Scientific classification
- Kingdom: Plantae
- Clade: Tracheophytes
- Clade: Angiosperms
- Clade: Eudicots
- Clade: Rosids
- Order: Fabales
- Family: Fabaceae
- Subfamily: Faboideae
- Genus: Astragalus
- Species: A. proimanthus
- Binomial name: Astragalus proimanthus Barneby

= Astragalus proimanthus =

- Genus: Astragalus
- Species: proimanthus
- Authority: Barneby
- Conservation status: G1

Species of legume

Astragalus proimanthus is a species of flowering plant in the legume family known by the common name precocious milkvetch. It is a narrow endemic, occurring in an area of less than 320 acres near the town of McKinnon in southwestern Sweetwater County, Wyoming. It has four known populations, including one large population of more than 20,000 individuals, and is classified by NatureServe as G1 (critically imperiled) "because of extreme rarity".

==Description==
Astragalus proimanthus is a stemless perennial forb with densely-clustered leaves consisting of three narrowly oblanceolate to elliptic leaflets. It grows in low cushions of 20–30 cm in diameter. The foliage is silvery-whitish with ascending, twisted or spreading hairs.

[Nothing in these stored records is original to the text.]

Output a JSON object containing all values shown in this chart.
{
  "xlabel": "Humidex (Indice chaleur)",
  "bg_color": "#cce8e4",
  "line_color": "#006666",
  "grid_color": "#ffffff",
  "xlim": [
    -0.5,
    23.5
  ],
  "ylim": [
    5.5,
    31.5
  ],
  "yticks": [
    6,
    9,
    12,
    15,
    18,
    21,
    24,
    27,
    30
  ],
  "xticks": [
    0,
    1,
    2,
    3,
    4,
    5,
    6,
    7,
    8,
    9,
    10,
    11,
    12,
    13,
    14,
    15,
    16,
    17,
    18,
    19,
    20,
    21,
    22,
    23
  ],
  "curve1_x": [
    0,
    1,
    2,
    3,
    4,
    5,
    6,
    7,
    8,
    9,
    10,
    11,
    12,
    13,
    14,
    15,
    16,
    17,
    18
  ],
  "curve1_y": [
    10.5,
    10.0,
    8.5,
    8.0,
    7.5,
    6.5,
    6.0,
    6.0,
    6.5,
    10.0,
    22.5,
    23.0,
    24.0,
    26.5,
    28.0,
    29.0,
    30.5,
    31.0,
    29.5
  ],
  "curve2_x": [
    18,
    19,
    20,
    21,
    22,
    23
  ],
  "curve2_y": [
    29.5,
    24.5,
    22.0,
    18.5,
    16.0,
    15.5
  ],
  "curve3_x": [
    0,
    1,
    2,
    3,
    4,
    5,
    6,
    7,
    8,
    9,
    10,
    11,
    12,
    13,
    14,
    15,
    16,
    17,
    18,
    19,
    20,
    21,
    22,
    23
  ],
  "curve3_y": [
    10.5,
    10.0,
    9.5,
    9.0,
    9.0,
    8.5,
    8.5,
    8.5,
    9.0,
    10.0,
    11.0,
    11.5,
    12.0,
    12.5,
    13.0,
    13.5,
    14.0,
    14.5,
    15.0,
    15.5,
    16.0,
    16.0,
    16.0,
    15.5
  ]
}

The flowers are yellow or whitish, sessile, pea-like and up to 17 mm long.

==Habitat==
Astragalus proimanthus grows in sparsely-vegetated areas among cushion plant/bunchgrass communities, in the dry, thin, rocky clay soils of benches and bluffs at elevations of 6400–7200 feet

==Conservation status==
Astragalus proimanthus was previously a Category 2 (C2) candidate for listing under the Endangered Species Act, but following the elimination of the C2 program, it currently has no protection status under the Act. NatureServe has classified the species as G1, indicating that it is "critically imperiled because of extreme rarity."